Als sich im 19. Jahrhundert Tourismus und Badekultur entwickelten, wurden Küstenorte und Inseln zu mondänen Urlaubszielen. So wie etwa Kühlungsborn an der Ostsee, das sich der längsten Strandpromenade Deutschlands rühmt. Im britischen Brighton zählte man bereits 1898 jährlich rund 80.000 Touristen. Heute kommen im Jahr acht Millionen.
Die Stadt am Ärmelkanal, deren einstiger Glanz als Nobelort vor allem in den 1980er-Jahren ziemlich abgeblättert war, ist das größte Seebad Englands – und hat sich mittlerweile wieder etwas mehr herausgeputzt. Ruhe findet man dort eher nicht. Die Uferpromenade gleicht einem Rummelplatz – immerhin einem, der schon viele Prominente anzog: Hugh Grant und Robbie Williams sollen hier schon gesichtet worden sein. Gitarrist Gary Moore wohnte gar in Brighton, ebenso wie Cate Blanchett oder Paul McCartney.

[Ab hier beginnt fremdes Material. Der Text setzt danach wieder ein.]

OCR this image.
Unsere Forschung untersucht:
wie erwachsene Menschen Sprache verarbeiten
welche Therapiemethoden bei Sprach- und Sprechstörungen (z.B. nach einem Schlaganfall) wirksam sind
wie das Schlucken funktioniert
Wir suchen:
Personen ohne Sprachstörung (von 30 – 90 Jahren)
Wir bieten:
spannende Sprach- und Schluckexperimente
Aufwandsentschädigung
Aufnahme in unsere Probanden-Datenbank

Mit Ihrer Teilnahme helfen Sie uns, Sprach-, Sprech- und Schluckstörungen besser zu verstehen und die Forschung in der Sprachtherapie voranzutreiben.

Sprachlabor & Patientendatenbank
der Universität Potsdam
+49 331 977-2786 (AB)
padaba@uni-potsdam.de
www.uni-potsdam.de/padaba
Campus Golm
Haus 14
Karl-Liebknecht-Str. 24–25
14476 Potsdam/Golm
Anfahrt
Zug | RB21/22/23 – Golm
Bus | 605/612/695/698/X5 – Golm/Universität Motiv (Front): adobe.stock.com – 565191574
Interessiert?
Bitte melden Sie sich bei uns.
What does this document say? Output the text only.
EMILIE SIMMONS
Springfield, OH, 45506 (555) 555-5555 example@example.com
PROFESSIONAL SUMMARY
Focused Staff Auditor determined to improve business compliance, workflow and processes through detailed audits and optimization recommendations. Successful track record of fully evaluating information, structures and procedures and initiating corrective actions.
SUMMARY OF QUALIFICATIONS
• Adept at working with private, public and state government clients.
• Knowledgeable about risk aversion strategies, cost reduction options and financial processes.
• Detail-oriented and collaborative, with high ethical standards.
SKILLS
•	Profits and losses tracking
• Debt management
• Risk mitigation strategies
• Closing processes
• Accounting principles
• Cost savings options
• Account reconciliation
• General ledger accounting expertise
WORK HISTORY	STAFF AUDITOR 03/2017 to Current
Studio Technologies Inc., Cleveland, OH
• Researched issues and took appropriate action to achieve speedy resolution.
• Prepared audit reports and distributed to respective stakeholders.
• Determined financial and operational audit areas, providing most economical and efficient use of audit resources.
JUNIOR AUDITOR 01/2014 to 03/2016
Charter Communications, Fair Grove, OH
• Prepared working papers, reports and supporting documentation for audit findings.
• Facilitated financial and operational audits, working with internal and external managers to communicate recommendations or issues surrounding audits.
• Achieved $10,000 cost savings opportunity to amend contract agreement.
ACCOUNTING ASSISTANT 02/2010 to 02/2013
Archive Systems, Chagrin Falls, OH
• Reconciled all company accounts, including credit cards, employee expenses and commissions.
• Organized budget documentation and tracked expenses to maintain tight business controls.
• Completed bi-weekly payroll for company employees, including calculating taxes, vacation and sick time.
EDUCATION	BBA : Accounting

Engländer in Nizza: Auf der Promenade des Anglais
Überhaupt sind es die Engländer, die das Promenieren am Strand vielleicht nicht erfanden, aber immerhin populär machten: So heißt eine der ältesten und berühmtesten Strandpromenaden der Welt nicht zufällig Promenade des Anglais. Diese Flaniermeile der Engländer befindet sich am Strand von Nizza, das im 19. Jahrhundert als Winterquartier reicher Briten so beliebt war, dass der französische Schriftsteller Alexandre Dumas einst beklagte, der Ort sei im Grunde eine englische Stadt, in der man nur hin und wieder Einheimische treffe.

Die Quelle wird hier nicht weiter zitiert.